To understand why, it’s important to clarify the realities of current coverage available to Canadians composed of a vast network of provincial plans to help Canadians, particularly vulnerable groups, with the costs of prescription medications.
In Alberta, for example, just about everyone under the age of 65 can enroll in the province’s Non-Group Coverage plan. Under this plan, families must pay a $118 monthly premium and 30 per cent of their prescription costs (up to a $25 maximum). Lower-income groups receive premium subsidies while seniors are exempt from premium payments (but still must pay the 30 per cent co-pay). And that’s not all, other programs cover the full cost for very low-income Albertans, those who are severely disabled and on social assistance.
Yet despite these plans in Alberta and similar programs in other provinces, some Canadians (8 per cent, 11 per cent or 23 per cent depending on the data source) struggle to pay for prescription drugs. But that doesn’t necessarily mean we should create a national federally-run pharmacare system (something the Trudeau government is considering). If anything, our first priority should be to identify these Canadians and help them take full advantage of existing programs.
While proponents of a national system often point to Australia and the United Kingdom (which rely heavily on government programs), they seem willfully ignorant of countries such as Switzerland and the Netherlands, which provide universal coverage for pharmaceuticals by embracing the private sector as a partner. In both countries, individuals must buy insurance for all health-care services (including pharmaceuticals) from private providers in a regulated—but competitive—market, with subsidies for low-income groups and exemptions for vulnerable populations.
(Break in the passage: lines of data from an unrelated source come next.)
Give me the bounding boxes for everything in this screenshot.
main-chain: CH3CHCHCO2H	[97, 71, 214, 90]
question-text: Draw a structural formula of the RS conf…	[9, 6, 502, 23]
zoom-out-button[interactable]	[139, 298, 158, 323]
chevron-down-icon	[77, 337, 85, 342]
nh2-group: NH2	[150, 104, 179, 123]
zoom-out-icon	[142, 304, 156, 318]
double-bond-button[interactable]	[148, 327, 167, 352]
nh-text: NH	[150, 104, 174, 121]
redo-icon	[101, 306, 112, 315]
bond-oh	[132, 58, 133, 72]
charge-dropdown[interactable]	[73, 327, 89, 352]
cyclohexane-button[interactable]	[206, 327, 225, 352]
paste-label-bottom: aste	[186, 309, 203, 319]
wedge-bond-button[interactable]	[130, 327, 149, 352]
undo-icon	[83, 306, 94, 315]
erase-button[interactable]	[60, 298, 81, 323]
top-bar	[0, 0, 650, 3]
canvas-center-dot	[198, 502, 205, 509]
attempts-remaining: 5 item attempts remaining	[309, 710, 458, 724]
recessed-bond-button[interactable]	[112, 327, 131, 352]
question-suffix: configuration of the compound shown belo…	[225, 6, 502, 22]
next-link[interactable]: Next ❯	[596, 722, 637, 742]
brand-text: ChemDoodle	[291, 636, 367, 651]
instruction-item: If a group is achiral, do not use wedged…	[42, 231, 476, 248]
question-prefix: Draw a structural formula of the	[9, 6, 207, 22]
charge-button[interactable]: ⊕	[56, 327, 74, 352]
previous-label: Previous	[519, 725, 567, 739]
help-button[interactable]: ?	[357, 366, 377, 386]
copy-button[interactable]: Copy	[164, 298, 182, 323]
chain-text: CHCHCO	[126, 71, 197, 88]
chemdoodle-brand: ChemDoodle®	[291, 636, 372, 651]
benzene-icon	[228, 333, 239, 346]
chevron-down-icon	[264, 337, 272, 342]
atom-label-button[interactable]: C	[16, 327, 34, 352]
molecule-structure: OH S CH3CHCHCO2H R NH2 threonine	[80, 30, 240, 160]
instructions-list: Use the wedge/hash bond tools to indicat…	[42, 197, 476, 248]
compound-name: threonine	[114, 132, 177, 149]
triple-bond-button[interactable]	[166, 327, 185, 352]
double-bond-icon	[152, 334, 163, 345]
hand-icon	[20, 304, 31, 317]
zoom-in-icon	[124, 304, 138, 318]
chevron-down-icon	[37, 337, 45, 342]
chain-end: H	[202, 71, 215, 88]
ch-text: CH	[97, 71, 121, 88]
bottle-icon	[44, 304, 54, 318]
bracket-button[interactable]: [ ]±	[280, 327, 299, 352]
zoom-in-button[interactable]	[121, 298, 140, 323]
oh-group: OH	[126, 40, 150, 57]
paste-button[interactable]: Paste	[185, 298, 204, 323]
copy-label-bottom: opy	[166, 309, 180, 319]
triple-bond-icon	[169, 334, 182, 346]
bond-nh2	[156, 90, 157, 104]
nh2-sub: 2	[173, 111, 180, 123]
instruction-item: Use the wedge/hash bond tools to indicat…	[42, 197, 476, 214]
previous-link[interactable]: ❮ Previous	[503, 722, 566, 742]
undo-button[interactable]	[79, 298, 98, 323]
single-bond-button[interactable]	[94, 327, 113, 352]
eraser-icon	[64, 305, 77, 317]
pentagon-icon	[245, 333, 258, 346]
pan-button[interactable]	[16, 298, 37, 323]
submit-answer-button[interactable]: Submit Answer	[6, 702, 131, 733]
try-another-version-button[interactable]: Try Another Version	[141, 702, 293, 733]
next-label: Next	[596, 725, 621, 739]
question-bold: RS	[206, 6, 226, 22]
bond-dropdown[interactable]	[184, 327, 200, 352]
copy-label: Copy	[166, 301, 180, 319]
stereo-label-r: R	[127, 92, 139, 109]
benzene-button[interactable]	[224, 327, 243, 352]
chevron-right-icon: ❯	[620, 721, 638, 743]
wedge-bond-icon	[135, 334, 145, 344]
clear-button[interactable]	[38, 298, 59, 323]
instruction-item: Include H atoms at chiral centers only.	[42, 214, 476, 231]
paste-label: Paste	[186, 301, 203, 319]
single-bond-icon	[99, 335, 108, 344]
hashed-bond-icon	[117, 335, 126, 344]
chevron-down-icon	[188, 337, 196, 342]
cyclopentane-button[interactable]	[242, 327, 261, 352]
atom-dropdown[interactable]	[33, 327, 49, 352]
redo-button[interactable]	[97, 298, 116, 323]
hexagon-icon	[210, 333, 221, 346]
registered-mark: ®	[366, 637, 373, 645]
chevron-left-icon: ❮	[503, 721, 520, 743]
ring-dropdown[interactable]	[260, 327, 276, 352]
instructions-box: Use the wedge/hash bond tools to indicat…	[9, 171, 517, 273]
But otherwise patients share the cost of treatment (or prescription) up to an annual maximum.
Crucially, while both countries spend about the same as we do on health care (Switzerland a bit more, the Netherlands a bit less) they perform markedly better in terms of the availability of physicians, beds, MRI scanners and, critically for Canadians, they have much shorter wait times.
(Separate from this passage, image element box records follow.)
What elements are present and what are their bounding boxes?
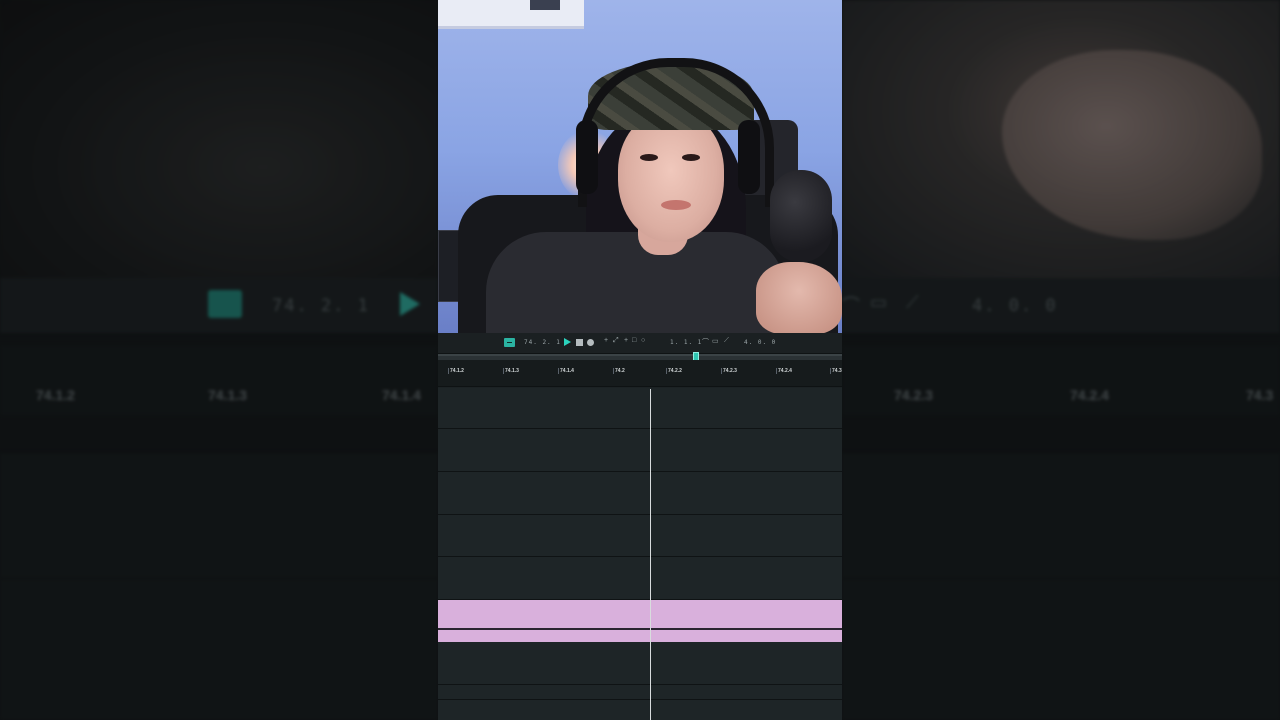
webcam-feed [438,0,842,333]
backdrop-tick: 74.1.4 [382,387,421,403]
backdrop-webcam [0,0,438,278]
track-lane[interactable] [438,642,842,685]
ramp-icon: ⟋ [906,292,919,312]
loop-icon[interactable] [504,338,515,347]
backdrop-tick: 74.1.2 [36,387,75,403]
microphone [770,170,832,262]
transport-bar: 74. 2. 1 + ⤢ + □ ○ 1. 1. 1 ⌒ ▭ ⟋ 4. 0. 0 [438,333,842,354]
stop-icon[interactable] [576,339,583,346]
track-lane[interactable] [438,472,842,515]
ruler-tick: 74.1.2 [448,368,464,374]
center-column: 74. 2. 1 + ⤢ + □ ○ 1. 1. 1 ⌒ ▭ ⟋ 4. 0. 0… [438,0,842,720]
backdrop-tick: 74.3 [1246,387,1274,403]
ruler-tick: 74.2 [613,368,625,374]
ramp-icon[interactable]: ⟋ [724,337,729,345]
backdrop-tick: 74.2.4 [1070,387,1109,403]
ruler-tick: 74.2.3 [721,368,737,374]
pencil-icon[interactable]: + [604,337,608,344]
position-display[interactable]: 74. 2. 1 [524,339,561,346]
wall-shelf [438,0,584,29]
backdrop-lane [0,452,438,579]
pointer-icon[interactable]: ⤢ [613,337,619,345]
headphone-cup [738,120,760,194]
headphone-cup [576,120,598,194]
clip-divider [438,628,842,630]
curve-icon: ⌒ [842,296,860,316]
backdrop-lane [842,452,1280,579]
backdrop-tick: 74.2.3 [894,387,933,403]
track-lane[interactable] [438,388,842,429]
select-icon[interactable]: □ [632,337,636,344]
ruler-tick: 74.2.2 [666,368,682,374]
track-lane[interactable] [438,700,842,720]
add-icon[interactable]: + [624,337,628,344]
shirt [486,232,786,333]
backdrop-tick: 74.1.3 [208,387,247,403]
play-icon[interactable] [564,338,571,346]
backdrop-position-text: 74. 2. 1 [272,296,370,316]
track-lane[interactable] [438,557,842,600]
circle-icon[interactable]: ○ [641,337,645,344]
backdrop-play-icon [400,292,420,316]
curve-icon[interactable]: ⌒ [702,337,709,347]
timeline-ruler[interactable]: 74.1.2 74.1.3 74.1.4 74.2 74.2.2 74.2.3 … [438,360,842,387]
ruler-tick: 74.2.4 [776,368,792,374]
backdrop-ruler: 74.1.2 74.1.3 74.1.4 [0,345,438,416]
backdrop-lane [0,578,438,720]
ruler-tick: 74.1.3 [503,368,519,374]
record-icon[interactable] [587,339,594,346]
backdrop-length-text: 4. 0. 0 [972,296,1058,316]
backdrop-lane [842,578,1280,720]
track-lane[interactable] [438,515,842,557]
backdrop-ruler: 74.2.3 74.2.4 74.3 [842,345,1280,416]
playhead[interactable] [650,389,651,720]
backdrop-left: 74. 2. 1 74.1.2 74.1.3 74.1.4 [0,0,438,720]
monitor-icon: ▭ [870,292,888,312]
ruler-tick: 74.3 [830,368,842,374]
monitor-icon[interactable]: ▭ [712,337,719,345]
loop-length-display[interactable]: 4. 0. 0 [744,339,776,346]
track-lane[interactable] [438,685,842,700]
backdrop-right: 4. 0. 0 ⌒ ▭ ⟋ 74.2.3 74.2.4 74.3 [842,0,1280,720]
ruler-tick: 74.1.4 [558,368,574,374]
hand [756,262,842,333]
midi-clip[interactable] [438,600,842,642]
loop-start-display[interactable]: 1. 1. 1 [670,339,702,346]
track-lane[interactable] [438,429,842,472]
But we don’t need to look overseas for interesting examples of drug plans in action. In Quebec, residents are required to have prescription drug insurance. If they are eligible for a private plan, they must enroll. If they are ineligible for a private plan, they may register for the government’s drug insurance plan (RAMQ), pay premiums and share the cost of prescriptions.
Moreover, Quebec’s private plans must offer benefits equivalent to the public plan and are a fundamental part of Quebec’s universal pharmacare system. The resulting mixed public-private system provides generous coverage to all Quebecers regardless of income (in fact, Quebec’s public plan is more generous and provides access to newer drugs faster than anywhere else in the country)—a far cry from the government monopoly idea being considered in Ottawa.
There’s clear evidence some Canadians struggle to pay for their prescriptions. If policymakers want to help these Canadians, they should first ensure that those who are struggling can take full advantage of existing programs. If necessary, those same policymakers should alter those programs to improve coverage and examine how private insurers can help deliver the promise of universal pharmacare.